その後、消化管ケアに専念した結果がこちら。

γグロブリンが低下(19.6 → 17.5)、

アトピーも甲状腺機能低下も改善、食後に眠いという低血糖症の症状も改善。

ここまで来るのに5年くらいかかってます。

(栄養で改善するって長期戦です、最低でも1,2年はみてください)

 

症例その3

じゃあ健康体ってどういう状態かというと、

高脂血症気味でやや太めですが、カンジダもなく腸に問題のない我が夫のデータがこれです。

・A/G比 1.9

・γグロブリン 13.3

γグロブリン、 A/G比、ともに理想的な数値です。

低アレルギー検査でも卵にレベルⅣくらいで他はすべてまっ平。

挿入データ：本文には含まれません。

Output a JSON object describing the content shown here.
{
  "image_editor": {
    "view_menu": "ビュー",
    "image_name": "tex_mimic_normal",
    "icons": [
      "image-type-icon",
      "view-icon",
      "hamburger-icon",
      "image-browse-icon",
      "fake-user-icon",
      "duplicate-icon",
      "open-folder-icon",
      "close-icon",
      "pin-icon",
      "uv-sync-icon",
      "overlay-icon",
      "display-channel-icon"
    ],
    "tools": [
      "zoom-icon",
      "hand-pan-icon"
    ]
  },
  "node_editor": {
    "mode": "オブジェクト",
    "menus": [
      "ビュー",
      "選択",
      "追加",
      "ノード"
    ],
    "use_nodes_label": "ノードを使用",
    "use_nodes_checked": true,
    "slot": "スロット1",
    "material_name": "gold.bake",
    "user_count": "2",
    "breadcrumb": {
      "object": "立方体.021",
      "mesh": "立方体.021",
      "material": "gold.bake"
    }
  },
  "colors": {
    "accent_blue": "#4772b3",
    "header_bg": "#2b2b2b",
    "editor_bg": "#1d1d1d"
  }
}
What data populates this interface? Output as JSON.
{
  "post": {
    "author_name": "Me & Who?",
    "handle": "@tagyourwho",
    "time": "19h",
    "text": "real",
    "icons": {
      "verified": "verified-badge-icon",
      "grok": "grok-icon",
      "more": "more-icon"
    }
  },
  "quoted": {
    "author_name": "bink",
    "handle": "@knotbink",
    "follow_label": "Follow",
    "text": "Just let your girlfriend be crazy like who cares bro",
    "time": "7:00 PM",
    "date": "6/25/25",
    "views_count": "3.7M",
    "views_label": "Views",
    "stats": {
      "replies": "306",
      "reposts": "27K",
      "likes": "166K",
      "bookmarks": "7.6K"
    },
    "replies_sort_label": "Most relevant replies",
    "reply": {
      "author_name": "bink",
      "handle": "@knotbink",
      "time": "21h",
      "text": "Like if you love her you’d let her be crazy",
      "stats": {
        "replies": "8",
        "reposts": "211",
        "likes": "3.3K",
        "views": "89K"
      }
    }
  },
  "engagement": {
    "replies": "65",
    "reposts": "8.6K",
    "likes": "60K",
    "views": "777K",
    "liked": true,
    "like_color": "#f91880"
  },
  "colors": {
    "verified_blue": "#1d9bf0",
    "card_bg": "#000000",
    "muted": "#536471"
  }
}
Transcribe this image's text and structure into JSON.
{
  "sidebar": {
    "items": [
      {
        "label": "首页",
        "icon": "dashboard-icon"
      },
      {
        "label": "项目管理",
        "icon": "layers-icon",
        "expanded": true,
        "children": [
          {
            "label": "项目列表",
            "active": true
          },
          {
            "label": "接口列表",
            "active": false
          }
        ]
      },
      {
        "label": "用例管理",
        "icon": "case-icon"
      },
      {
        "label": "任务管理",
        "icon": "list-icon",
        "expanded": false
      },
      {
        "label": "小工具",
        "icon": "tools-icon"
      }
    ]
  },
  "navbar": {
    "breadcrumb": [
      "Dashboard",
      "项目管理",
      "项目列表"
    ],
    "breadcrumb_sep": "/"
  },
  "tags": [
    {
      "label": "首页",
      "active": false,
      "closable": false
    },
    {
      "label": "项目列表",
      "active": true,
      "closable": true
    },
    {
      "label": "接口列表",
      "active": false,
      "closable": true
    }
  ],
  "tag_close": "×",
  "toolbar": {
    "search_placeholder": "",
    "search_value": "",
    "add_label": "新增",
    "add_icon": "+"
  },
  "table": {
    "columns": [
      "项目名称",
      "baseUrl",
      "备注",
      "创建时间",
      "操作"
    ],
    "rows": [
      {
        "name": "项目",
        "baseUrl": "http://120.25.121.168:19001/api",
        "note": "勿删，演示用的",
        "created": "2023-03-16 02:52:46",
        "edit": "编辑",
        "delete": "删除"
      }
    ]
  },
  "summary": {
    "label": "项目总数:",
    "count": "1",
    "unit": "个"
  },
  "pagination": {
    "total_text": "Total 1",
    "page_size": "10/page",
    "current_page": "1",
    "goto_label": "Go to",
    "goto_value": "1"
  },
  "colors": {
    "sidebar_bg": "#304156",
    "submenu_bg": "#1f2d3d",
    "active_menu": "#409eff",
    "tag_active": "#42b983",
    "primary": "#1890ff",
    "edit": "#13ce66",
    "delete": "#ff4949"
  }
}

う、うらやましい。

 

A/G比率、γグロブリンの注意点

γグロブリンですが、腸が荒れてて、副腎疲労やアトピーがあっても、必ずしも上昇するとは限らない、

もしくは、異様にA/G比率が高い(2.0以上)場合もあります(これはまた別途まとめます)

ただ、体調の悪い方は A/G比率は低い人がほとんどです。

運搬役の良い子「アルブミン君」が少ないってことなのでしょうね、

タンパク質の分画、気になる方は測ってみてはいかがでしょう。